Wilson kills the engine in front of a structure that looks nothing like the humble river-side casitas found throughout this region, a district the size of South Carolina in which about 80 percent of the 11,000 residents lack running water. The building in front of us has a peaked terra-cotta roof, brick-and-stucco walls, expansive glass windows, and no fewer than five remote-controlled Carrier air-conditioning units. At the front door, a dozen pairs of leather slippers wait for us. “Very Japanese,” Greaves observes. We remove our dirty shoes and take our first steps into Reverend Moon’s Victorious Holy Place.
All is silent. Wilson flips a switch, throwing light on what appears to be a dining hall. The large wooden tables, each covered with a plastic tablecloth, could accommodate about 100 people. They are vacant.
“There aren’t many people around right now,” Wilson explains. “But sometimes we have 100 working here at once.”
I spot just one, a Paraguayan cook who emerges from a kitchen. With disconcerting efficiency, a buffet breakfast materializes on a table: fresh coffee, tea, miso soup, fried eggs, cereal, cheese, ham, fruit, bread, and marmalade.

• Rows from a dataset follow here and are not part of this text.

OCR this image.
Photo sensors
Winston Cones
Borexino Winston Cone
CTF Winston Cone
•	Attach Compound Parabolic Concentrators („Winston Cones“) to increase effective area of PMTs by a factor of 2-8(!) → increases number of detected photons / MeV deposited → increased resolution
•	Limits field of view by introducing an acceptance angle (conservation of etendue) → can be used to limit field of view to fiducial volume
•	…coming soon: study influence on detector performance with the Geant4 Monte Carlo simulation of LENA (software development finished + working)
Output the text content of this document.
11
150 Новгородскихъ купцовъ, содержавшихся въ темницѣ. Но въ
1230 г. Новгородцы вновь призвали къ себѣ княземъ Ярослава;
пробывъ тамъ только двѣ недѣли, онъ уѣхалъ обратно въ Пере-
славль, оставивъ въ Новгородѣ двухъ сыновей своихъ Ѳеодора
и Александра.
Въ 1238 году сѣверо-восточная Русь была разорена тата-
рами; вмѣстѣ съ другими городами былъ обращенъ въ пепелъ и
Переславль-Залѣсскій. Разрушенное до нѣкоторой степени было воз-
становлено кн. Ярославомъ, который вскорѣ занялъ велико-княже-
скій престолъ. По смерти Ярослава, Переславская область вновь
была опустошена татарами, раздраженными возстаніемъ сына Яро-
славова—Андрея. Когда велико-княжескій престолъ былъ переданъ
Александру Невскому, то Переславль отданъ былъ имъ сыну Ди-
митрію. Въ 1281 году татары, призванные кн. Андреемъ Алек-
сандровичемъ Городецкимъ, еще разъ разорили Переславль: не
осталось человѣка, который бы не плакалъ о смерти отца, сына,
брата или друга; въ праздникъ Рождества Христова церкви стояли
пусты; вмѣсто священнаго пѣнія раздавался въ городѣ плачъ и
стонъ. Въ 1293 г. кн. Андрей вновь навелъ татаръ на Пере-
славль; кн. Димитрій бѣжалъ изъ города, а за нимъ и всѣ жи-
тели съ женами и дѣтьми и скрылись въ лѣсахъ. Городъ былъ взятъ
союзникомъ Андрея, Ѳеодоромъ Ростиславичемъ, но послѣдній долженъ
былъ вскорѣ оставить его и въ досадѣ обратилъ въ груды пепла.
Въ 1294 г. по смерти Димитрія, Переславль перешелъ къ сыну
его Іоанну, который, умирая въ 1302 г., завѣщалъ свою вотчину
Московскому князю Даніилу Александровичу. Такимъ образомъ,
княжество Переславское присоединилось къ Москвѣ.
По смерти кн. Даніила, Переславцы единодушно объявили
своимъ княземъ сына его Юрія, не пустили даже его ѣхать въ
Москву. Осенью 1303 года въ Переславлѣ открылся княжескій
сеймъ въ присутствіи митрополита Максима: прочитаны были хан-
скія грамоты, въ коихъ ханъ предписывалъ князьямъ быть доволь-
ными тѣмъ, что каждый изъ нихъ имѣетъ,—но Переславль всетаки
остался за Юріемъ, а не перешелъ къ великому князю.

“Wow,” I say, the word bubbling up from some primitive part of my brain as I attempt to take in everything at once: the kingly buffet, the decorative carvings on the high-back chairs, the FISH OF THE PANTANAL poster, the Ping-Pong table in a far corner, the neatly stacked Spanish-language copies of Reverend Moon’s autobiography, As a Peace-Loving Global Citizen, near the wall. An ascetically thin Japanese man in a polo shirt and jeans walks toward us, smiling behind wire-rimmed glasses.
“Good morning,” he says in English.
He pads across the glazed tiles with a hurried shuffle, as if he’s been waiting for us for years. He’s 62, and his name is Katsumi Date (pronounced dah-tay), or just Mister Date, as Wilson addresses him. He’s a National Messiah.
“Please enjoy your breakfast,” he tells us. “Would you like a hot shower?”